Specification Title: JS Self-Profiling API
Specification or proposal URL:
- Draft spec: https://wicg.github.io/js-self-profiling/
- Explainer: https://github.com/WICG/js-self-profiling/
Mozillians who can provide input: @mstange
Bugzilla URL: https://bugzilla.mozilla.org/show_bug.cgi?id=1393617

Other information

TAG review: https://github.com/w3ctag/design-reviews/issues/366
This API is implemented in Blink, and was run in an origin trial.
~Due to concerns about exposing sensitive timing information, we've decided from discussions in the Web Perf Working Group to require cross-origin isolation for the API.~ We believe this API exposes no more signal than is already possible through manual instrumentation -- see the following security review from the Edge team.
@mstange and I spoke a while back regarding how we could avoid introducing profiling-related overhead on pages that wouldn't use the API. We settled on requiring a header, which is exposed via the document policy mechanism -- hopefully this should address concerns related to any additional up-front work Gecko may have to do to enable this API at the SpiderMonkey level.

Thank you!

annevk commented 3 years ago

Has this been reviewed by TC39? cc @codehag

From a quick review it seems this proposal lacks a processing model. I filed a number of issues around that and other things I spotted.

codehag commented 3 years ago

This proposal wasn't reviewed by TC39, afaik and in relation to what I could find in the notes. I took a quick look at the proposal itself, but will probably need a bit more time to think about it.

It looks like we still have an open issue about this same topic: https://github.com/mozilla/standards-positions/issues/92, @martinthomson should probably take a look at it since then.

martinthomson commented 3 years ago

This is a question that @annevk is best suited to answer as the response to side-channel attacks is process isolation.
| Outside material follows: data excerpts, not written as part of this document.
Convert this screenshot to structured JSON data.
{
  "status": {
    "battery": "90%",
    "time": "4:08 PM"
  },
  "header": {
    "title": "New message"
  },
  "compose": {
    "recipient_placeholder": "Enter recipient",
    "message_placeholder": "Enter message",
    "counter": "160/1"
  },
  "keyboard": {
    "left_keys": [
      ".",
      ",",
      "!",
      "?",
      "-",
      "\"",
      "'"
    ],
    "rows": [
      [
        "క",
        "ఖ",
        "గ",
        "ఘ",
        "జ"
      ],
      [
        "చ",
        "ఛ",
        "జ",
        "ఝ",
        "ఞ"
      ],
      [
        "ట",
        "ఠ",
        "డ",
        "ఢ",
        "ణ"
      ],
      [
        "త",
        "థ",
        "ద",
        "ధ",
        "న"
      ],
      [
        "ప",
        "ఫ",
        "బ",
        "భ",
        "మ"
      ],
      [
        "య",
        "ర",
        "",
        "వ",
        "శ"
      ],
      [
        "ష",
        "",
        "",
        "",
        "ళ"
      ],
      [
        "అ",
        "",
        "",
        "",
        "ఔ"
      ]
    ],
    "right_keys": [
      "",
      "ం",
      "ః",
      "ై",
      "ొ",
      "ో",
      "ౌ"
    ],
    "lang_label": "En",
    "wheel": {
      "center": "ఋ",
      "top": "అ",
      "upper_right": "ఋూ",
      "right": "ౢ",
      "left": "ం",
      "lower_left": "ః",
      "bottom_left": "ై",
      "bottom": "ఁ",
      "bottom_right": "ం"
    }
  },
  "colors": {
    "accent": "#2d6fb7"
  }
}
That's the same mitigation we are using for SharedArrayBuffer and finer-grained high resolution timers. Given the nature of the proposal, I would also like to understand what @codehag concludes also (or anyone who might be more familiar with SpiderMonkey and profiler).

annevk commented 3 years ago

I filed https://github.com/WICG/js-self-profiling/issues/38 on the security question as I don't really understand the security section.

sefeng211 commented 3 years ago

Side note: Apple was strongly against this API during TPAC 2020.

acomminos commented 3 years ago

Thanks for the feedback provided thus far, folks. I'll chip away at responding to the issues filed.

It looks like we still have an open issue about this same topic: #92

Ah, missed this. Apologies!

Side note: Apple was strongly against this API during TPAC 2020.

It's worth noting that their primary objection was reducing performance for users that were profiled (edit: see @rniwa's comment below). This seems like a UA-specific position that likely depends on VM characteristics.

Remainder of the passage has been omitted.